Prerequisites: CSE 247, ESE 326 (or Math 3200), and Math 233 or equivalents, or permission of instructor. Some prior exposure to artificial intelligence, machine learning, game theory, and microeconomics may be helpful, but is not required. Basically, I expect some mathematical maturity. If you are not comfortable with calculus and probability, you will have a hard time in this class.

CLASS

Class meets on Tuesdays and Thursdays from 11:30AM to 1:00PM in Louderman 458.
Date Topics Readings Extras
Jan 17 Introduction. Course policies. Course overview. Lecture notes
Jan 19 The assignment problem. The auction algorithm. SLB Section 2.3.2
Jan 24 (Brief) introduction to linear programming and duality. SLB Appendix B. Chapter 7 of Algorithms (Dasgupta et al). GNU Linear Programming Kit. We'll post some installation tips on Piazza.
Jan 26 LP form of the assignment problem. Two-sided matching. SLB Section 10.6.4 (through Theorem 10.6.13). The original Gale and Shapley paper
Jan 31 Two-sided matching, contd. Proposer optimality. LP formulation of stable matching. SLB Section 10.6.4 (through Theorem 10.6.13). The first two pages of this paper HW1 out
Feb 2 Preferences and von Neumann-Morgenstern utilities. SLB Section 3.1
Feb 7 Risk-aversion and log utilities. Intro to game theory: Pareto-optimality and strict dominance. NRTV Sections 1.1-1.3. SLB Section 3.3.1
Feb 9 Game theory, contd.: Nash equilibrium. SLB Sections 3.3 and 4.5 (excluding 4.5.2)
Feb 14 Mixed strategy Nash equilibria contd. Congestion games. NRTV Section 1.3. SLB Sections 3.3.2, 6.4.1
Feb 16 Congestion games and potential games. Correlated equilibrium. SLB Sections 6.4.2-6.4.3, NRTV Sections 1.3.6
Feb 21 Sequential games and subgame perfection. SLB 5.1, NRTV 1.5 HW2 out
Feb 23 Games of imperfect information. Sequential equilibrium. SLB 5.2.1, 5.2.2, 5.2.4. Game trees from lecture (from David Kreps' book)

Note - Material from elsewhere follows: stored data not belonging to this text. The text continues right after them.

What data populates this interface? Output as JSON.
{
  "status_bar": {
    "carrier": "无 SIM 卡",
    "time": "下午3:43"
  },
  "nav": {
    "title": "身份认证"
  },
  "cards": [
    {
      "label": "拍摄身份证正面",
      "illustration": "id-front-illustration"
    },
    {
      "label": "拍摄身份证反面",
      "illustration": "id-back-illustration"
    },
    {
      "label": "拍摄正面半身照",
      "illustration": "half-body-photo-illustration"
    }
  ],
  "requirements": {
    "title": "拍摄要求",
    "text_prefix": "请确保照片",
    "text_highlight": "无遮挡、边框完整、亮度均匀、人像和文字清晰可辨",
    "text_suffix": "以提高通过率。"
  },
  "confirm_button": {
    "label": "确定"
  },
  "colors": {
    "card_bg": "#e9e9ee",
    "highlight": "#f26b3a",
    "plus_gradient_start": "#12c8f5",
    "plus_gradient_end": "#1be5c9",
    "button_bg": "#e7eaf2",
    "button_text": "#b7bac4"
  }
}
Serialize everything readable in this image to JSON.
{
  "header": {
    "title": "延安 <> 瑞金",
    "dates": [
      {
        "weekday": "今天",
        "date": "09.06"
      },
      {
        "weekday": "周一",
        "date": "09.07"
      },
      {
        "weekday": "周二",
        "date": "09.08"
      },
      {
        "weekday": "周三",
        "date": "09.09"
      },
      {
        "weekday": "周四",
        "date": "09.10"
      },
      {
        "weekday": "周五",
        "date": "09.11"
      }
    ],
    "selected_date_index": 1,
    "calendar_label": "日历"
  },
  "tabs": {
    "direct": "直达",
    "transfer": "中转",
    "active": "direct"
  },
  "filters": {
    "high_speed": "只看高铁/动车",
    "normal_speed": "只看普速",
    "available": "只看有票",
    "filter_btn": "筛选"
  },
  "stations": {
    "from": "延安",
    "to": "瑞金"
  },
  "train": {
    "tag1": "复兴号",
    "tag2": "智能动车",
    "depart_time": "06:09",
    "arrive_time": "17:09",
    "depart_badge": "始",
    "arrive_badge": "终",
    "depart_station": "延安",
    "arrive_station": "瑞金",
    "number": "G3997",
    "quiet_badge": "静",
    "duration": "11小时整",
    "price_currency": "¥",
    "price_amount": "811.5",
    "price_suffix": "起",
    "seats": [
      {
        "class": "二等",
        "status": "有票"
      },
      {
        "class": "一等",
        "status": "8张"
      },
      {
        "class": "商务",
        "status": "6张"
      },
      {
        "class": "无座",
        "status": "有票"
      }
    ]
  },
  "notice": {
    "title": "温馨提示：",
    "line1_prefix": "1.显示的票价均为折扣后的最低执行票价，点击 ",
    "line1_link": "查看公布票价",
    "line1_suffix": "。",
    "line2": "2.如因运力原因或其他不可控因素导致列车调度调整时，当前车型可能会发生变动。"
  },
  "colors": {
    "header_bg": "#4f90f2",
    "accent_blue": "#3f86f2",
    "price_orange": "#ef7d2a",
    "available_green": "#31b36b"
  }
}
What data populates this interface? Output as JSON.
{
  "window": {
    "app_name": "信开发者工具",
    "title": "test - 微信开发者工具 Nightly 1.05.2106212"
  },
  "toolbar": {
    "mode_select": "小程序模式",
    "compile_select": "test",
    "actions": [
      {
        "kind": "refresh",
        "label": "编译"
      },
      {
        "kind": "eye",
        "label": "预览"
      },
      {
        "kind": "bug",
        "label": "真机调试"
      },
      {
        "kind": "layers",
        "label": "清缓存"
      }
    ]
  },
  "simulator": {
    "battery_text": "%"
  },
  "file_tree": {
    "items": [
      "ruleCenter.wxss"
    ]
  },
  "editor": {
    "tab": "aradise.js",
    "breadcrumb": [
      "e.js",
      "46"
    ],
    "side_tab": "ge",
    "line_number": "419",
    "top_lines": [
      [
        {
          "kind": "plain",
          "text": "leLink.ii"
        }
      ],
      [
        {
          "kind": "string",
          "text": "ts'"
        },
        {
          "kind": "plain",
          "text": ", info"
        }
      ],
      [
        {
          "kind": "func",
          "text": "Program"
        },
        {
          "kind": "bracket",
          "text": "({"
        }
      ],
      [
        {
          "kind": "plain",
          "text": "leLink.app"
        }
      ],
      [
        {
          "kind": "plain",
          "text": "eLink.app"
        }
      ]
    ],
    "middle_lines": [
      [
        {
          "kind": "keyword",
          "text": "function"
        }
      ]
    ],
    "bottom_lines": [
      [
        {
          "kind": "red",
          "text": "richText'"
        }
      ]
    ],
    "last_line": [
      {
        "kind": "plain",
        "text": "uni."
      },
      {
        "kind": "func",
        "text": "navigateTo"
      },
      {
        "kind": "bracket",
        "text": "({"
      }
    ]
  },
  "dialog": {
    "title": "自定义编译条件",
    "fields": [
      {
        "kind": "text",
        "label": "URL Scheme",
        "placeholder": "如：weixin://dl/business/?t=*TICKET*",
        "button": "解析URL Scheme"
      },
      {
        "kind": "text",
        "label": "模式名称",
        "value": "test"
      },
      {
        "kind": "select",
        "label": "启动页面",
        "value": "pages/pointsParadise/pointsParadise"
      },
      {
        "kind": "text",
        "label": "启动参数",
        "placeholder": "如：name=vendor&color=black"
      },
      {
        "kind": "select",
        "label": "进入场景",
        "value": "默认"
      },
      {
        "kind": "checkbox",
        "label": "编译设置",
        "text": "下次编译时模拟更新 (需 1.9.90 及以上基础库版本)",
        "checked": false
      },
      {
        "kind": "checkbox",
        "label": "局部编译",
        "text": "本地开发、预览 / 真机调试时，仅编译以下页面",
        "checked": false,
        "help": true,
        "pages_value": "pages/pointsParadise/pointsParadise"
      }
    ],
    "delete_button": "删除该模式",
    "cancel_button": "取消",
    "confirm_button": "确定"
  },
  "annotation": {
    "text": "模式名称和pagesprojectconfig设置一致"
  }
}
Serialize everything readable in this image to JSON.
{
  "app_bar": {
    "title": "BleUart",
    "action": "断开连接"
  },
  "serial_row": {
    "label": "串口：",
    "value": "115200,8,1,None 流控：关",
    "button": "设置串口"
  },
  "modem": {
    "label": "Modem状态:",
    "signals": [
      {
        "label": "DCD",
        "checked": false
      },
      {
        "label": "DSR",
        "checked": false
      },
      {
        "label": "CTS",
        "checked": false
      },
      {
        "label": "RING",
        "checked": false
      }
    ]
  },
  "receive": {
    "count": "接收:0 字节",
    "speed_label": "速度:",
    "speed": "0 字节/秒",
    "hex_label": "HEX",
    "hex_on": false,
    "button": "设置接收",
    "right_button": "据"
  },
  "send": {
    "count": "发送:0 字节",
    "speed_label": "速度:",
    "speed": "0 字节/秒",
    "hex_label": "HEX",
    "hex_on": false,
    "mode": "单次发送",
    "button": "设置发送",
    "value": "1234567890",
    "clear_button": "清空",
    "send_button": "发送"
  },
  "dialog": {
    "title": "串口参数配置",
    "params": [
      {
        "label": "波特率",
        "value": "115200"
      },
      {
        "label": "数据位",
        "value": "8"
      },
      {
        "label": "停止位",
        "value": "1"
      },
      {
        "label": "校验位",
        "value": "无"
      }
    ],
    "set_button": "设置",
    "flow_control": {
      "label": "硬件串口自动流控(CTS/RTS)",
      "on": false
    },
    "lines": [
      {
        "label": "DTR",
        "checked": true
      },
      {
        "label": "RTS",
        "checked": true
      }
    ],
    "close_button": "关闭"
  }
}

Feb 28 Games of incomplete information. Bayes-Nash equilibrium. SLB 6.3.
Mar 2 Analyzing auctions as Bayesian games. Easley and Kleinberg, Chapter 9 (especially 9.7)
Mar 7 Ex-post BNE. Computing equilibria in 2-player zero-sum games. SLB 6.3.4, 3.4.1, 4.1
Mar 9 Ben-Gurion's Tri-Lemma Paper by James Stodder
Mar 21 Midterm review
Mar 23 Midterm
Mar 28 Linear complementarity problems and computing solutions to non-zero-sum games. Intro to social choice theory SLB 4.1, 4.2.1, 4.2.2. NRTV 9.1 and 9.2.
Mar 30 Midterm discussion. Arrow's impossibility theorem. Third proof in Geanakoplos' paper
Apr 4 The median voter theorem. The Gibbard-Satterthwaite theorem. NRTV 10.1 and 10.2; SLB 9.1-9.4. HW3 out
Apr 6 No class. Sanmay at SGB meeting.
Apr 11 Mechanism design and VCG mechanisms. NRTV 9.3
Apr 13 Mechanism design, contd. Sponsored search. Edelman, Ostrovsky, and Schwartz (2007)
Apr 18 Scoring rules and markets Hanson, J. Pred. Markets 2007 (version from 2002), Sections 5.1 and 5.3 of Chen and Pennock, UAI 2007, NRTV 26.4.1
Apr 20 Financial markets and prediction markets Wolfers and Zitzewitz, JEP 2004.